Uma questão de onde você coloca a câmera e com que repertório avalia o que vê. Se o seu repertório é amplo, cheio de olhares guardados, certamente você vai ver muitas coisas, como o Pequeno Príncipe do Saint-Exupery enxergava lindos significados num borrão mal-desenhado. Se o seu repertório é limitado, você quase sempre vê as mesmas coisas. Tudo lhe ronca igual.
Arte: Saint-Exupery, do livro O Pequeno Príncipe.

Um dia um colega partilhou comigo a sua genial descoberta, que mais tarde descobri ser também a opinião do psicanalista Lacan: “ As pessoas não ouvem, Graça, as pessoas in-ter-pre-tam.” Ri muito, na época, e, hoje, cada vez que topo com mal-entendidos, me vem à mente a frase dele. Mal-entendido, não: interpretação!

Por sinal, uma das coisas boas de a gente ficar mais velha é entender que boa parte do tempo as pessoas não agem contra seus interlocutores, mas simplesmente porque são o que são. Isto é, nada pessoal. O sujeito que esbraveja por qualquer dá-cá-aquela-palha, a criatura que não devolve sorrisos, o indivíduo que enrijece o corpo na hora do abraço, a fulana incapaz de usar aquelas quatro expressõezinhas básicas por favor - com licença - desculpe - muito obrigada, me responda sinceramente: o problema é deles ou é seu? Claro que é deles! Como diria o Simpson do desenho animado: “Não fui eu. Já estava assim quando eu cheguei!”

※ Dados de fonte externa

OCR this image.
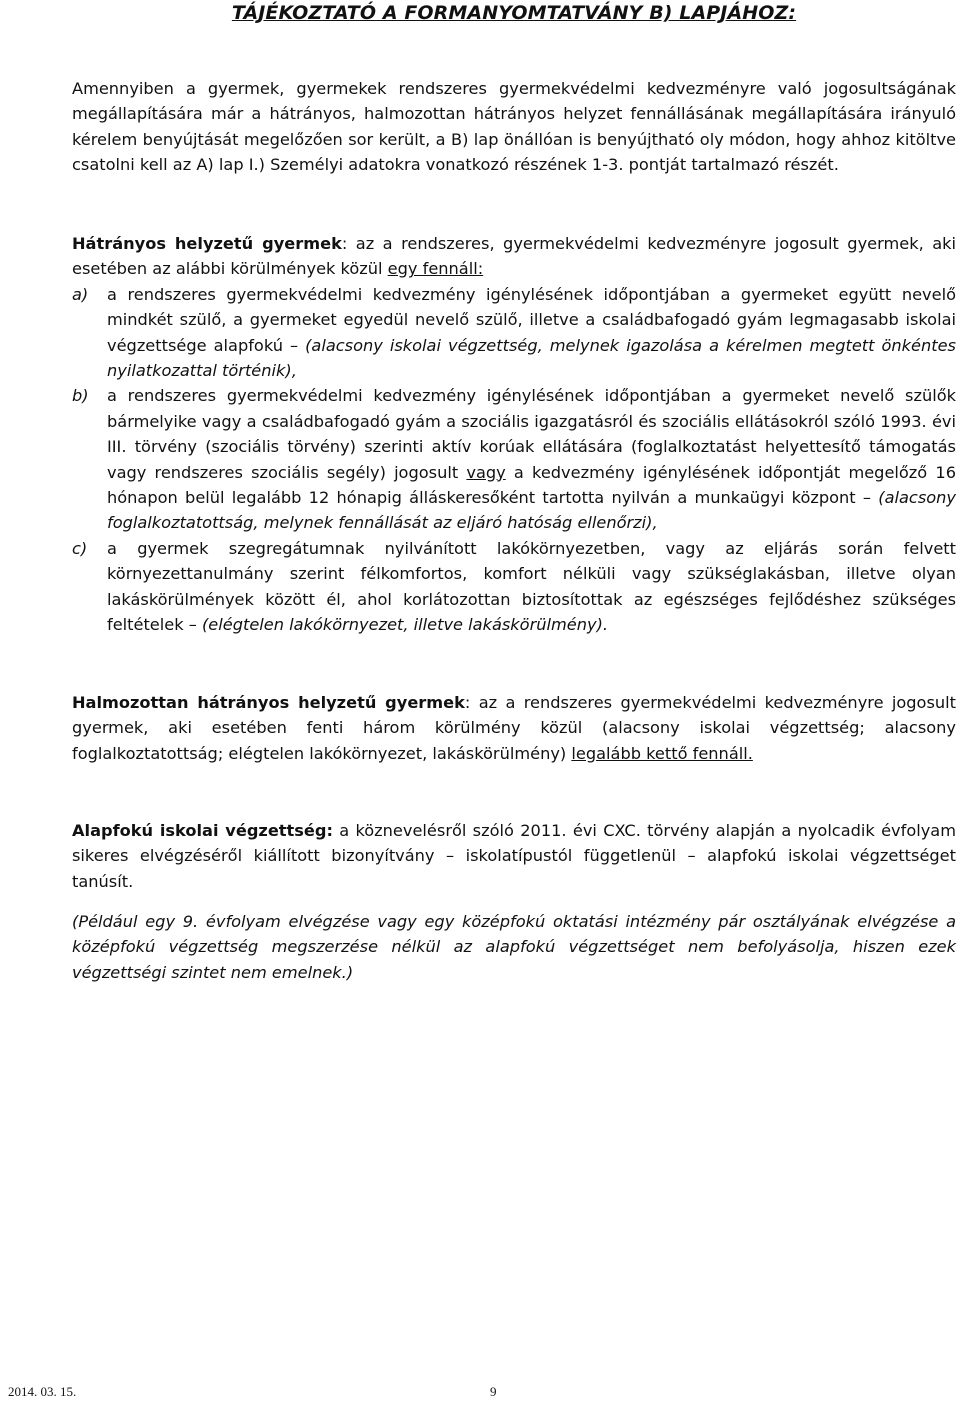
TÁJÉKOZTATÓ A FORMANYOMTATVÁNY B) LAPJÁHOZ:

Amennyiben a gyermek, gyermekek rendszeres gyermekvédelmi kedvezményre való jogosultságának megállapítására már a hátrányos, halmozottan hátrányos helyzet fennállásának megállapítására irányuló kérelem benyújtását megelőzően sor került, a B) lap önállóan is benyújtható oly módon, hogy ahhoz kitöltve csatolni kell az A) lap I.) Személyi adatokra vonatkozó részének 1-3. pontját tartalmazó részét.

Hátrányos helyzetű gyermek: az a rendszeres, gyermekvédelmi kedvezményre jogosult gyermek, aki esetében az alábbi körülmények közül egy fennáll:
a) a rendszeres gyermekvédelmi kedvezmény igénylésének időpontjában a gyermeket együtt nevelő mindkét szülő, a gyermeket egyedül nevelő szülő, illetve a családbafogadó gyám legmagasabb iskolai végzettsége alapfokú – (alacsony iskolai végzettség, melynek igazolása a kérelmen megtett önkéntes nyilatkozattal történik),
b) a rendszeres gyermekvédelmi kedvezmény igénylésének időpontjában a gyermeket nevelő szülők bármelyike vagy a családbafogadó gyám a szociális igazgatásról és szociális ellátásokról szóló 1993. évi III. törvény (szociális törvény) szerinti aktív korúak ellátására (foglalkoztatást helyettesítő támogatás vagy rendszeres szociális segély) jogosult vagy a kedvezmény igénylésének időpontját megelőző 16 hónapon belül legalább 12 hónapig álláskeresőként tartotta nyilván a munkaügyi központ – (alacsony foglalkoztatottság, melynek fennállását az eljáró hatóság ellenőrzi),
c) a gyermek szegregátumnak nyilvánított lakókörnyezetben, vagy az eljárás során felvett környezettanulmány szerint félkomfortos, komfort nélküli vagy szükséglakásban, illetve olyan lakáskörülmények között él, ahol korlátozottan biztosítottak az egészséges fejlődéshez szükséges feltételek – (elégtelen lakókörnyezet, illetve lakáskörülmény).

Halmozottan hátrányos helyzetű gyermek: az a rendszeres gyermekvédelmi kedvezményre jogosult gyermek, aki esetében fenti három körülmény közül (alacsony iskolai végzettség; alacsony foglalkoztatottság; elégtelen lakókörnyezet, lakáskörülmény) legalább kettő fennáll.

Alapfokú iskolai végzettség: a köznevelésről szóló 2011. évi CXC. törvény alapján a nyolcadik évfolyam sikeres elvégzéséről kiállított bizonyítvány – iskolatípustól függetlenül – alapfokú iskolai végzettséget tanúsít.

(Például egy 9. évfolyam elvégzése vagy egy középfokú oktatási intézmény pár osztályának elvégzése a középfokú végzettség megszerzése nélkül az alapfokú végzettséget nem befolyásolja, hiszen ezek végzettségi szintet nem emelnek.)

2014. 03. 15.	9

Bem a propósito, o filósofo francês Jean-Paul Sartre alertava: “ O inferno são os outros”. Ora, se todos nós, em algum momento, somos o inferno do outro, melhor aprender de uma vez por todas a tourear os demônios que nos habitam. E a primeira coisa que a gente devia se propor é não ficar ofendido porque o outro pensa diferente. Afinal se cada um tem a sua cabeça, única, pessoal e intransferível, deveria inclusive ser natural emitir a própria opinião. Não a do outro. E desse respeito mútuo e desofendido, quem sabe quantas novas trocas?

A verdade, enfim, é uma só: pensar diferente não é ofensa nem desamor. Mas, apenas isto: pensar diferente. Entendeu, querido leitor? Ou interpretou? ( Graça Craidy)

Um comentário:

  1. Newton Pacheco escreveu: "E antes que eu me esqueça, oi Graça. Tudo bem, guria. Outro dia um texto no seu blog super legal. Que bom que a gente aprendeu a escrever antes de brincar com o computador."